La cinéaste affirme d’ailleurs pleinement son style dans cette œuvre, en imposant un rythme narratif particulièrement soutenu. Les ellipses sont nombreuses et les scènes relativement courtes, allant à l’essentiel, mais c’est aussi dans le débit de parole que le film va se faire cinglant. Les répliques savamment écrites fusent, les expressions verbales les plus drôles s’enchaînent et les sourires des spectateurs se dessinent aisément.

« Pouce! Je suis fatigué! »

Capra va toutefois se faire discret dans “New York – Miami”. Pas de grands effets de manches incongrus. Ici, le réalisateur est au service de ses acteurs: ils sont le cœur et l’âme du film et le cinéaste l’assimile pleinement. On apprécie autant l’œuvre qu’on adhère à la performance de Clark Gable et Claudette Colbert. Ils sont la clé de voûte de l’intrigue et analyser le long-métrage, c’est avant tout s’attarder sur les personnages qu’il nous propose.

Elle est parfaite en bourgeoise hautaine et prétentieuse. Du moins de prime abord, car au fil du film va se dessiner un caractère plus complexe. Son envie d’indépendance, c’est en réalité une soif de vivre. Une existence où un simple voyage en bus devient une aventure palpitante, loin de sa tour d’ivoire et des diktats de la société.

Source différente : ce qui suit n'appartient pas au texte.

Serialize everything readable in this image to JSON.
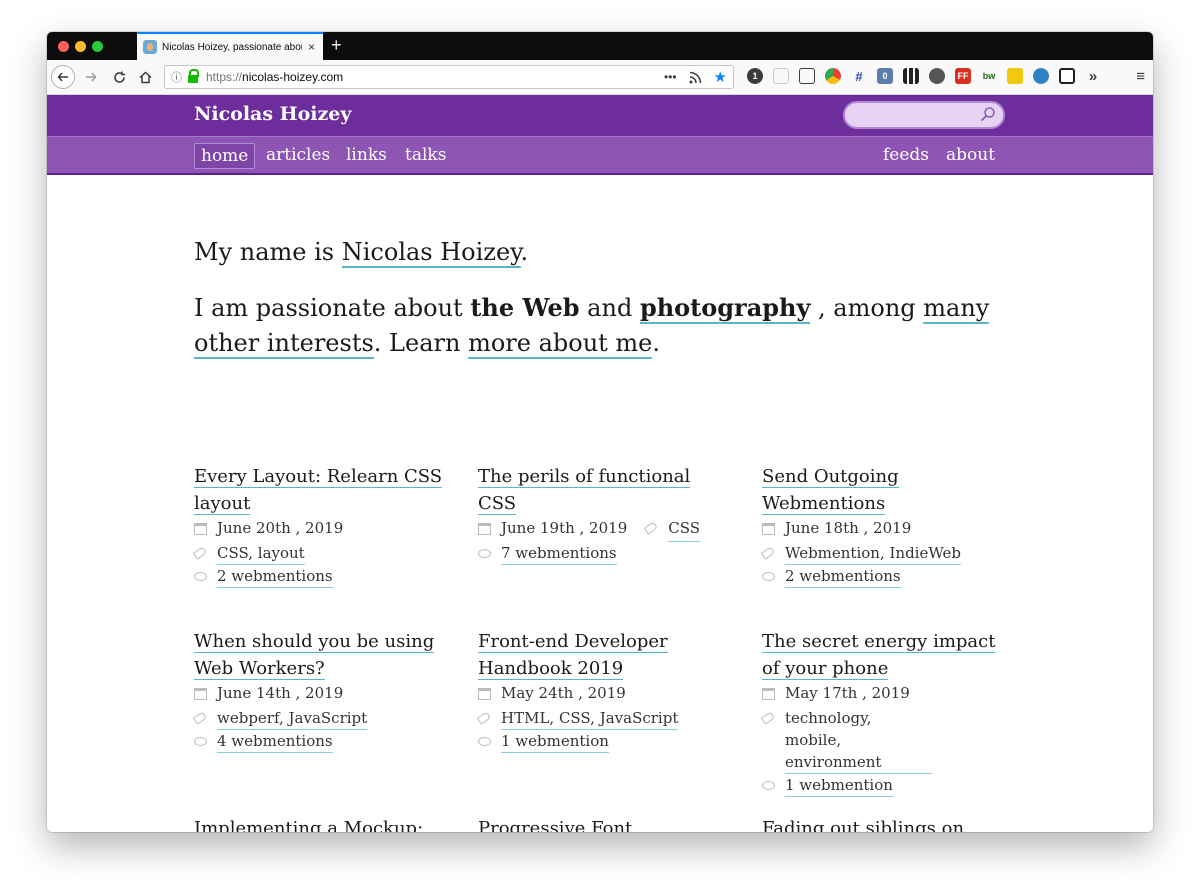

Lui est tout aussi brillant en reporter looser, cabotin et aux mots toujours tranchants. Mais comme sa partenaire, le rôle de Clark Gable a une portée plus profonde qu’il n’y paraît. À l’instar d’Ellie, Peter veut vivre! S’il est bien plus débrouillard que sa comparse, il n’en reste pas moins un homme qui vit sa vie de manière frivole et dont le cœur sans attache voudrait éprouver le sentiment amoureux. Derrière le masque de l’humour, l’émotion.

La rencontre de ces deux trajectoires distinctes va se révéler explosive dans quelques belles scènes où l’évidente complicité des personnages (et des acteurs) saute aux yeux. Dans une séquence où les deux compagnons d’infortune tentent de faire de l’autostop, Peter va d’abord se faire vantard, se prétendant expert en la matière, avant d’essuyer de multiples refus de la part des automobilistes de passage qui ne ralentissent même pas. Quand Ellie va prendre le relais, réussissant à arrêter la première voiture venue en découvrant légèrement ses jambes, quelque chose de magique se passe. En inversant le dogme du chevalier servant pour imposer une princesse qui n’est pas en reste, Capra trouve du rebond.

Tout en subtilité, Capra va également délivrer quelques symboliques savoureuses, judicieusement réfléchies. On ne résiste pas à disséquer un autre exemple: à chaque arrêt pour la nuit, nos deux héros font chambre commune mais Peter les sépare d’une simple couverture suspendue à un fil. Une façon diablement intelligente pour le cinéaste d’affirmer qu’une barrière existe entre ses personnages mais qu’elle est précaire, fragile, prête à tomber à tout instant pour qu’enfin la magie de la rencontre de deux âmes opère.

New York – Miami” symbolise bien ce qu’on aime chez Frank Capra: des sentiments simples, parfois trop, mais qui ne manquent jamais leur cible, notre cœur.